Huk wystrzału wydaje się głośniejszy od grzmotu. Wystraszone wrony zrywają się z drzew, wzlatują gwałtownie ku niebu, a kury gdaczą przeraźliwie i biegną w panice do kurnika. Opuszczam broń i mrużąc oczy, wpatruję się w zarośla.

Nic się tam nie porusza.

Podjeżdżam kubotą przez pole na skraj lasu i wysiadam. W poszyciu dominują krzaki jeżyn, a warstwę martwych liści i chrustu skrywa śnieg. Każdemu mojemu krokowi towarzyszy trzask łamanych gałęzi. Nie dostrzegłam jeszcze śladów krwi, ale jestem pewna, że je zobaczę, bo zawsze wiesz – czujesz to jakoś w kościach – kiedy twoja kula trafi w cel. W końcu widzę dowód, że nie chybiłam: liście skropione krwią. Leży tu porzucone przez zabójcę okaleczone truchło mojej kury.

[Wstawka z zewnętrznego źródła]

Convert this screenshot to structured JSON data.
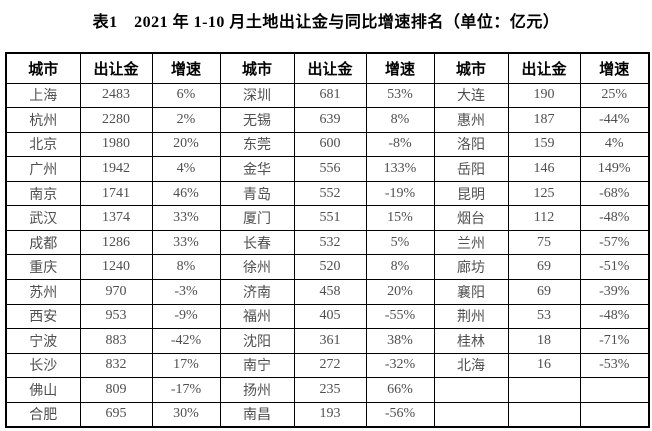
{
  "title": "表1　2021 年 1-10 月土地出让金与同比增速排名（单位：亿元）",
  "table": {
    "columns": [
      "城市",
      "出让金",
      "增速"
    ],
    "groups": [
      {
        "rows": [
          {
            "city": "上海",
            "amount": "2483",
            "growth": "6%"
          },
          {
            "city": "杭州",
            "amount": "2280",
            "growth": "2%"
          },
          {
            "city": "北京",
            "amount": "1980",
            "growth": "20%"
          },
          {
            "city": "广州",
            "amount": "1942",
            "growth": "4%"
          },
          {
            "city": "南京",
            "amount": "1741",
            "growth": "46%"
          },
          {
            "city": "武汉",
            "amount": "1374",
            "growth": "33%"
          },
          {
            "city": "成都",
            "amount": "1286",
            "growth": "33%"
          },
          {
            "city": "重庆",
            "amount": "1240",
            "growth": "8%"
          },
          {
            "city": "苏州",
            "amount": "970",
            "growth": "-3%"
          },
          {
            "city": "西安",
            "amount": "953",
            "growth": "-9%"
          },
          {
            "city": "宁波",
            "amount": "883",
            "growth": "-42%"
          },
          {
            "city": "长沙",
            "amount": "832",
            "growth": "17%"
          },
          {
            "city": "佛山",
            "amount": "809",
            "growth": "-17%"
          },
          {
            "city": "合肥",
            "amount": "695",
            "growth": "30%"
          }
        ]
      },
      {
        "rows": [
          {
            "city": "深圳",
            "amount": "681",
            "growth": "53%"
          },
          {
            "city": "无锡",
            "amount": "639",
            "growth": "8%"
          },
          {
            "city": "东莞",
            "amount": "600",
            "growth": "-8%"
          },
          {
            "city": "金华",
            "amount": "556",
            "growth": "133%"
          },
          {
            "city": "青岛",
            "amount": "552",
            "growth": "-19%"
          },
          {
            "city": "厦门",
            "amount": "551",
            "growth": "15%"
          },
          {
            "city": "长春",
            "amount": "532",
            "growth": "5%"
          },
          {
            "city": "徐州",
            "amount": "520",
            "growth": "8%"
          },
          {
            "city": "济南",
            "amount": "458",
            "growth": "20%"
          },
          {
            "city": "福州",
            "amount": "405",
            "growth": "-55%"
          },
          {
            "city": "沈阳",
            "amount": "361",
            "growth": "38%"
          },
          {
            "city": "南宁",
            "amount": "272",
            "growth": "-32%"
          },
          {
            "city": "扬州",
            "amount": "235",
            "growth": "66%"
          },
          {
            "city": "南昌",
            "amount": "193",
            "growth": "-56%"
          }
        ]
      },
      {
        "rows": [
          {
            "city": "大连",
            "amount": "190",
            "growth": "25%"
          },
          {
            "city": "惠州",
            "amount": "187",
            "growth": "-44%"
          },
          {
            "city": "洛阳",
            "amount": "159",
            "growth": "4%"
          },
          {
            "city": "岳阳",
            "amount": "146",
            "growth": "149%"
          },
          {
            "city": "昆明",
            "amount": "125",
            "growth": "-68%"
          },
          {
            "city": "烟台",
            "amount": "112",
            "growth": "-48%"
          },
          {
            "city": "兰州",
            "amount": "75",
            "growth": "-57%"
          },
          {
            "city": "廊坊",
            "amount": "69",
            "growth": "-51%"
          },
          {
            "city": "襄阳",
            "amount": "69",
            "growth": "-39%"
          },
          {
            "city": "荆州",
            "amount": "53",
            "growth": "-48%"
          },
          {
            "city": "桂林",
            "amount": "18",
            "growth": "-71%"
          },
          {
            "city": "北海",
            "amount": "16",
            "growth": "-53%"
          },
          {
            "city": "",
            "amount": "",
            "growth": ""
          },
          {
            "city": "",
            "amount": "",
            "growth": ""
          }
        ]
      }
    ]
  }
}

Brnę dalej, odpychając na boki gałęzie, które łapią mnie za spodnie i sięgają do moich oczu. Wiem, że jest tu gdzieś niedaleko, jeśli jeszcze nie martwy, to ciężko ranny. Zdołał uciec dalej, niż przypuszczałam, ale prę naprzód, wypuszczając z ust obłoczki pary. Kiedyś potrafiłam biec przez ten las sprintem, nawet z ciężkim plecakiem na ramionach, nie jestem już jednak tą samą kobietą co kiedyś. Nadmierna eksploatacja i upływ czasu pozbawiły moje stawy dawnej elastyczności, a nieudane lądowanie po skoku ze spadochronem skończyło się skomplikowaną operacją i metalowym sztyftem w kostce, która boli mnie teraz zawsze, gdy spada temperatura lub ciśnienie. Jak teraz. Starzenie się to okrutny proces. Usztywnił mi kolana, pokrył niegdyś kruczoczarne włosy siwizną, pogłębił zmarszczki na twarzy. Wciąż mam jednak bystry wzrok i nie zatraciłam umiejętności odczytywania i interpretacji tropów. Kucam przy odciśniętym w śniegu śladzie łapy i dostrzegam plamkę krwi na liściach.

Zwierzę cierpi. Z mojej winy.

Podnoszę się na równe nogi. Kolana i biodra protestują, choć kiedyś potrafiłam bez problemu wyskoczyć z samochodu sportowego i natychmiast poderwać się do sprintu. Przedzieram się przez krzewy jeżyn, wchodzę na polanę i w końcu widzę moją nemezis, leżącą nieruchomo w śniegu. Samica. Wygląda na zdrową i dobrze odżywioną, ma lśniące rude futro. Jej pysk jest otwarty, widać wyraźnie ostre jak brzytwa zęby i szczęki na tyle silne, by jednym kłapnięciem złamać kark kurczaka. Kula trafiła ją prosto w pierś, jestem więc zdumiona, że zwierzę zaszło tak daleko, nim padło. Trącam je butem, by się upewnić, że jest martwe. Mimo że udało mi się rozwiązać ten problem, nie czuję wcale satysfakcji z uśmiercenia lisicy. Wzdycham głęboko, z żalem, a nie zadowoleniem.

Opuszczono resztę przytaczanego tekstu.